As that development progresses, players coming up through the academy system will get an infusion of structure to add to their skills – and more opportunities to take the game beyond the scholastic and amateur-league scenes that have blossomed across the region.
“Soccer's one piece,” Vermes said. “But it's 'What does it take to be a professional player?' It's the everyday – technical, tactical, physical, psychological – it's all of that stuff, and it's all within our culture, our ethos of who we are."
Cotton said those players can also benefit by taking those big steps close to home.
“As we saw with some of the players who came from as far afield as Garden City, it's difficult to be that young and be away from your family,” he said. “You see it in Europe and Mexico, places like that, but it's a different world in America, obviously. The family structure, high school, things like that, are a little more ingrained. So to provide facilities where they live, where these players live, is kind of the goal.
"I'd love to see some of these kids come up to the Sporting Academy at 15, 16, 17 years old, but if they're not quite there yet, the PDL route, the USL affiliation with Oklahoma City, all of those things provide a vertically integrated structure that's nothing but positive for them.”
There's no firm timetable for the PDL club's launch, Cotton said, with that depending on how quickly an investment group can put things together. But in the meantime, Sporting are moving forward with development plans for their part of the STAR bond district.
Korb Maxwell, Sporting's lead attorney on the project, told MLSsoccer.com by phone that the STAR bond district has been approved by both the city and state and now Sporting are working on the details of the project proposal itself.

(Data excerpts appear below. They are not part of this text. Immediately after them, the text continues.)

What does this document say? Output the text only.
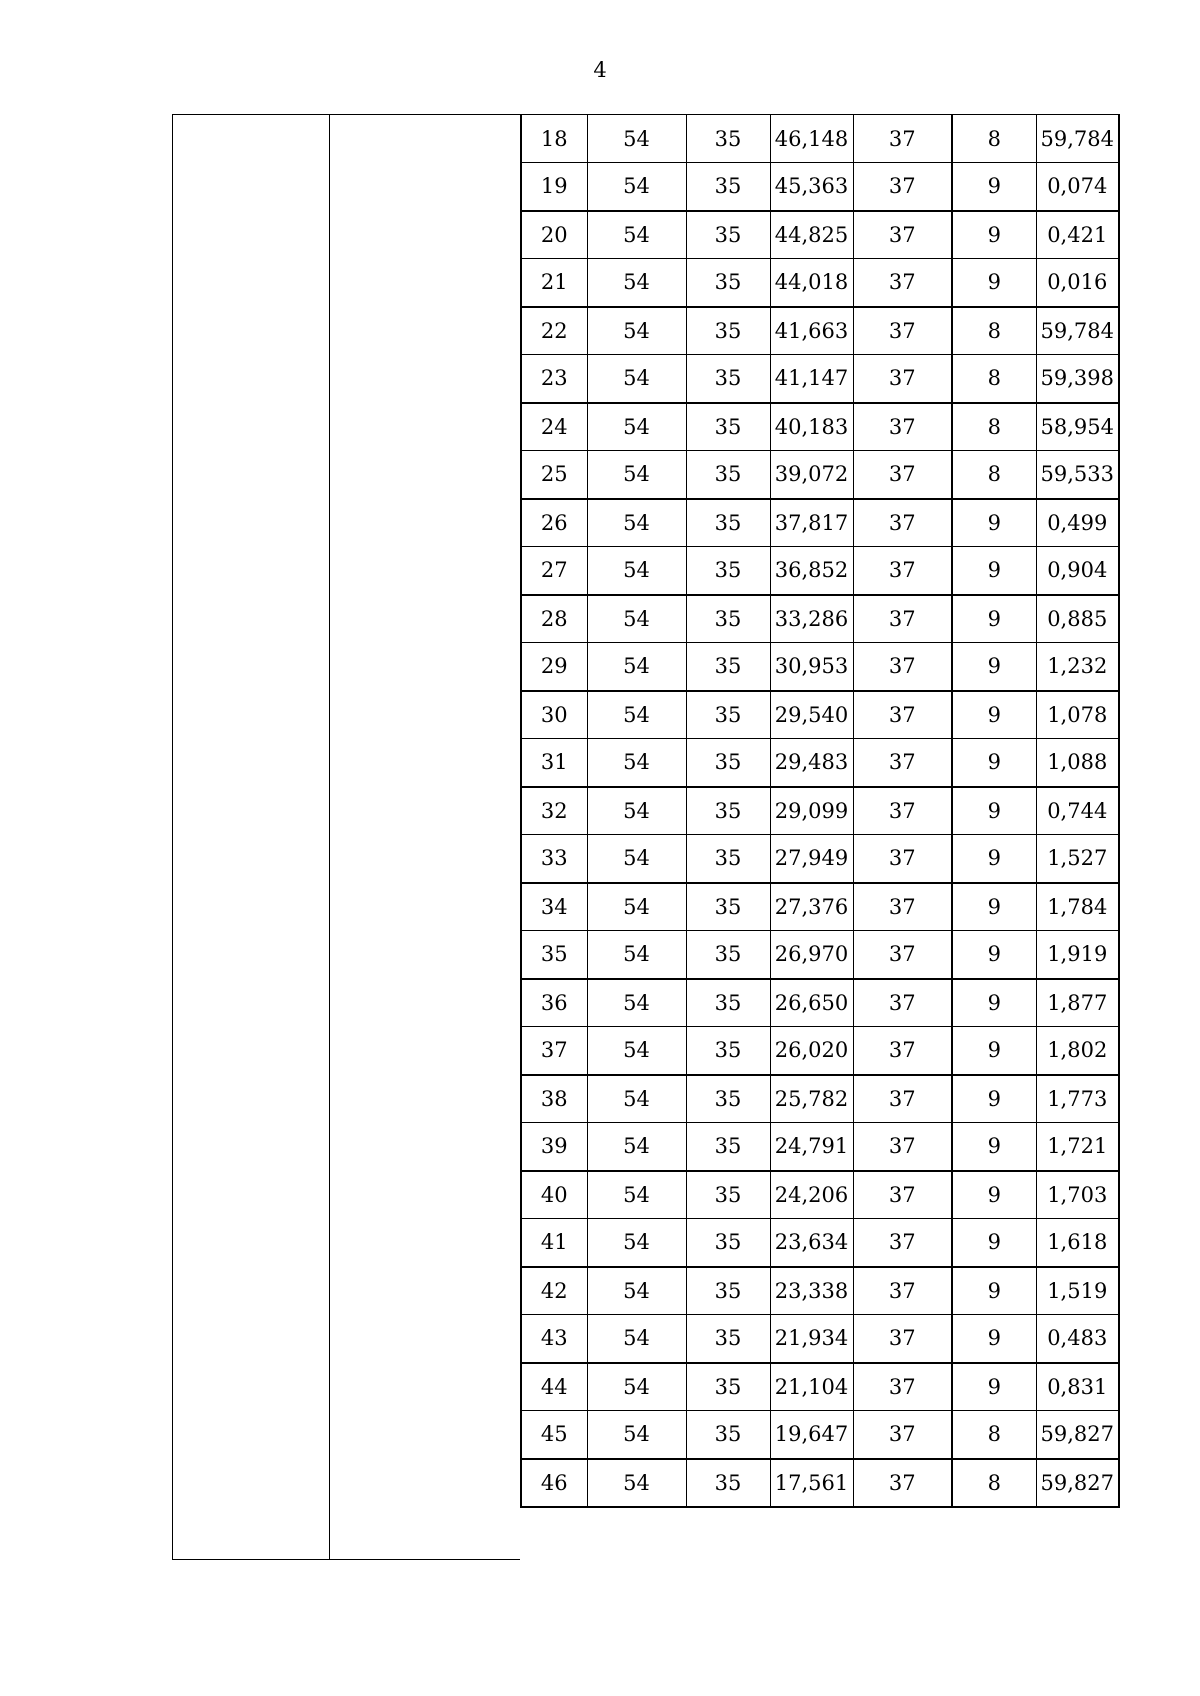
4
18	54	35	46,148	37	8	59,784
19	54	35	45,363	37	9	0,074
20	54	35	44,825	37	9	0,421
21	54	35	44,018	37	9	0,016
22	54	35	41,663	37	8	59,784
23	54	35	41,147	37	8	59,398
24	54	35	40,183	37	8	58,954
25	54	35	39,072	37	8	59,533
26	54	35	37,817	37	9	0,499
27	54	35	36,852	37	9	0,904
28	54	35	33,286	37	9	0,885
29	54	35	30,953	37	9	1,232
30	54	35	29,540	37	9	1,078
31	54	35	29,483	37	9	1,088
32	54	35	29,099	37	9	0,744
33	54	35	27,949	37	9	1,527
34	54	35	27,376	37	9	1,784
35	54	35	26,970	37	9	1,919
36	54	35	26,650	37	9	1,877
37	54	35	26,020	37	9	1,802
38	54	35	25,782	37	9	1,773
39	54	35	24,791	37	9	1,721
40	54	35	24,206	37	9	1,703
41	54	35	23,634	37	9	1,618
42	54	35	23,338	37	9	1,519
43	54	35	21,934	37	9	0,483
44	54	35	21,104	37	9	0,831
45	54	35	19,647	37	8	59,827
46	54	35	17,561	37	8	59,827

“What type of facilities? What type of fields? What pieces of equipment?” Maxwell said. “What are our costs? What are our construction estimates for it? What piece of land does it go on? All of those are types of things that we need to answer internally and come up with our proposal.”
That plan then must be approved by Garden City and state officials before STAR bonds can be issued.
One key element of the plan, Maxwell said, “is to make sure there is committed and dedicated local ownership to this, and local ownership that would support the PDL team and be part of that.”
Sporting hope to have the internal work done by the end of spring, he said, and to present it to city and state officials and potential owners this summer.
“In general, we just want to expand soccer in the region,” Heineman said. “This is a community that's been very active and aggressive in trying to do that with us, so I think it'll be a really cool thing.”
Steve Brisendine, a native of Liberal, Kansas, covers Sporting Kansas City for MLSsoccer.com.